Oh, and then – being in the minority, gender-wise and also clearly incapable of doing whatever it is normal people do on a Saturday (not that I’m complaning – mine are way better) – I saw the inside of The American Girl Store, which, I don’t know if you’ve ever been to a place full of little girls who are all carrying smaller, more-lifeless little girls, the soulless eyes of which bob up and down at you while you slowly realize that the men’s-room-to-ladies’-room ratio in that building is seriously out-of-whack, but…well, I don’t like judging things that clearly aren’t made for me in the first place, but yeah.

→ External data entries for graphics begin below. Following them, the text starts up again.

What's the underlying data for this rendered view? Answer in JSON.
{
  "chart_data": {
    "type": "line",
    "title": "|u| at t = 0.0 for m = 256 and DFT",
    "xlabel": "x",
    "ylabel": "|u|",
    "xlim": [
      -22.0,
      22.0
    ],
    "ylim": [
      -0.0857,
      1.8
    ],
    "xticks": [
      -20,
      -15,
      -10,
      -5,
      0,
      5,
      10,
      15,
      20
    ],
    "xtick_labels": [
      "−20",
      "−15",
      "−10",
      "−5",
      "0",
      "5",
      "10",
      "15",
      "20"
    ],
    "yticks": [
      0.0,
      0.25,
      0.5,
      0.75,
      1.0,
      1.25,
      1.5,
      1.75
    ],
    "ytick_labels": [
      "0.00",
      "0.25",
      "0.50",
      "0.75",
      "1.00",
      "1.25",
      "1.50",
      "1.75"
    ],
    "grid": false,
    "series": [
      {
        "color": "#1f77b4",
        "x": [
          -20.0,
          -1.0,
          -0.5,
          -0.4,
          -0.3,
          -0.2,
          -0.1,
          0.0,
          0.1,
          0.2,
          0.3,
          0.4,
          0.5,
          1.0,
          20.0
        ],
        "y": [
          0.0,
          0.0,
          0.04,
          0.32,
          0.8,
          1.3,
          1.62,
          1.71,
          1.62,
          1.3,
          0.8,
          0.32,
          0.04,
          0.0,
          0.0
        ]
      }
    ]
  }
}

Also: The big tree is almost up, the skating rink is already packed and slippery and slapsticky as ever, and I got proposed to on a street corner – NO – I got proposed next to on a street corner. I have got to stop forgetting the most important words in things. And then typing another sentence instead of just backspacing, which would seem like the most logical way to correct that kind of mistake…

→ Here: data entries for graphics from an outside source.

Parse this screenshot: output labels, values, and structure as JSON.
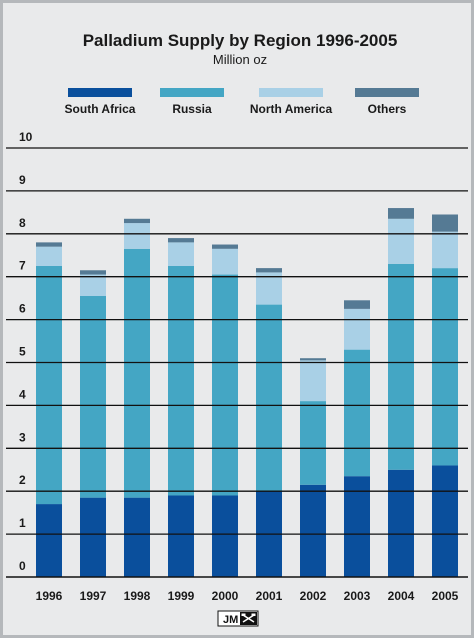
{
  "chart_data": {
    "type": "bar",
    "stacked": true,
    "title": "Palladium Supply by Region 1996-2005",
    "subtitle": "Million oz",
    "categories": [
      "1996",
      "1997",
      "1998",
      "1999",
      "2000",
      "2001",
      "2002",
      "2003",
      "2004",
      "2005"
    ],
    "series": [
      {
        "name": "South Africa",
        "color": "#0a4f9c",
        "values": [
          1.7,
          1.85,
          1.85,
          1.9,
          1.9,
          2.0,
          2.15,
          2.35,
          2.5,
          2.6
        ]
      },
      {
        "name": "Russia",
        "color": "#44a6c4",
        "values": [
          5.55,
          4.7,
          5.8,
          5.35,
          5.15,
          4.35,
          1.95,
          2.95,
          4.8,
          4.6
        ]
      },
      {
        "name": "North America",
        "color": "#a9d0e6",
        "values": [
          0.45,
          0.5,
          0.6,
          0.55,
          0.6,
          0.75,
          0.95,
          0.95,
          1.05,
          0.85
        ]
      },
      {
        "name": "Others",
        "color": "#557a94",
        "values": [
          0.1,
          0.1,
          0.1,
          0.1,
          0.1,
          0.1,
          0.05,
          0.2,
          0.25,
          0.4
        ]
      }
    ],
    "y_ticks": [
      "0",
      "1",
      "2",
      "3",
      "4",
      "5",
      "6",
      "7",
      "8",
      "9",
      "10"
    ],
    "ylim": [
      0,
      10
    ],
    "grid": true,
    "legend_position": "top"
  },
  "logo": {
    "text": "JM",
    "icon": "crossed-hammers-icon"
  }
}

Saturday, November 12, 2005

I'd Rather Stick Anchovies In My Ears.

And…I have a blog. I have a blog? See, I didn’t want one, exactly, but then I do enjoy the writing, and every book I read about the writing (which I hate doing, by the way, because how much how-to can you take before you’re just putting off doing the thing, yourself?) tells me to keep a journal, and, well, I hate journals. (No offense to Doug Funnie. Or Anne Frank. You both rock in your own extremely dissimilar ways.) Because, here’s the thing with journals - you sit there with your big, blank marble notebook, or one of those – ugh – leather-bound deals with the ribbon-for-a-bookmark thing, and suddenly, it’s like you have to put something Important down, which leads to all kinds of over-thinking, which leads to uncalled-for self-pity, which leads to overly-dramatic accounts of, like, your trip to the supermarket the other day (“They had these new honey-barbeque potato chips. And I felt so…alone.”) And none of it sounds like you at all, and you end up finding it in a box in five years, wondering, “Who is this unhappy boy and why is he using so many Thesaurus words?”

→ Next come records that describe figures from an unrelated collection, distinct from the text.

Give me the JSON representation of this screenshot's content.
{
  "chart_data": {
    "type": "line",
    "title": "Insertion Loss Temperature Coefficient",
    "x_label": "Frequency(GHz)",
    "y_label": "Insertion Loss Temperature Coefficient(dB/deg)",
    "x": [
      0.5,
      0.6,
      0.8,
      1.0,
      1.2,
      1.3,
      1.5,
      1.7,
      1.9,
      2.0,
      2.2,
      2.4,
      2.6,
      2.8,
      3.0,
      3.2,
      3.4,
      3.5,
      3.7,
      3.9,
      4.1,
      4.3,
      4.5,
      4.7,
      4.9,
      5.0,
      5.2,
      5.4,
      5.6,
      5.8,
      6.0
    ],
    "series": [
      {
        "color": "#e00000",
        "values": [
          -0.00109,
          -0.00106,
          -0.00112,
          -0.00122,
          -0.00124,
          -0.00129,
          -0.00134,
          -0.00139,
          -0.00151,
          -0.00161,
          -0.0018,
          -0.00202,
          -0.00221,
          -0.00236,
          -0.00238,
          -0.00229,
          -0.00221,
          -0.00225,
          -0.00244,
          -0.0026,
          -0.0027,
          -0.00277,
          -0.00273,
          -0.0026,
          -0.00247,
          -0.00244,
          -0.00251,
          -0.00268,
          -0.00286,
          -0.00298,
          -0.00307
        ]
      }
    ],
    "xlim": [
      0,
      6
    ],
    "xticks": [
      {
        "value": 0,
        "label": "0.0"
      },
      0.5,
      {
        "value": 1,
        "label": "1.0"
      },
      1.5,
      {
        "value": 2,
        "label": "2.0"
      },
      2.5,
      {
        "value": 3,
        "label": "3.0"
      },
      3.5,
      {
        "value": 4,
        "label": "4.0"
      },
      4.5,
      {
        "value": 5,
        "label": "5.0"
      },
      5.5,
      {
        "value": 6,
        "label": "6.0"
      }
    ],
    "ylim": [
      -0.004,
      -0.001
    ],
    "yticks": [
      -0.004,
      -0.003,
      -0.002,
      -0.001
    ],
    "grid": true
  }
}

So anyway, I was like, fine, Books, I’ll sit here and start a kind-of-journal as long as you promise to shut up about “the canvas of my mind” or whatever. Which they didn’t. So I burned them. And then I gave in and made a blog, just like all the cool kids are doing these days (at least, that’s what some old guy on the news told me, about six months ago – “short for ‘web-log,’ blog fever is sweeping the nation - just like custodians, but trendier!”)

And besides, not doing something just because everyone else is doing it almost as bad as doing something because everyone else is doing it (unless that thing is, like, drugs – because, if I remember my Saturday morning public-service-announcements correctly, drugs make you mean to everybody, like a monster!) (And, great, three paragraphs in and I’m already making less sense than a typical episode of Supernatural. Which makes. No. Sense.) And besides besides, I know you were looking for something else to pretend to care about. And besides all that, even - at least it’s not a podcast (“Welcome to this week’s installment of Omigosh, Do I Really Sound Like That??”).

Right, so, we’ll see how this goes. Maybe I'll always write this much. Maybe sometimes I'll write less, and you could actually move on with your day. Maybe I’ll become a world-wide-phenomenon, with people flocking from all over to see what I ate for dinner last night or how I feel about that stupid Wal-Mart commercial where the woman is decorating her place for Christmas, and then we zoom out to see she’s in a mobile home that’s going around what looks like a bit of a sharp turn, and I’m like, lady, you just lit candles in there, that doesn’t seem too smart! And then you'll comment, like, "Nobody knows what's happening when you talk, Matt."

All I know is, if I ever start up with that “I hate my life, now sit back as I express my pain through this Dashboard Confessional lyric and a haiku about my cat” business, I grant you full permission to come to my house and kick me. Hard.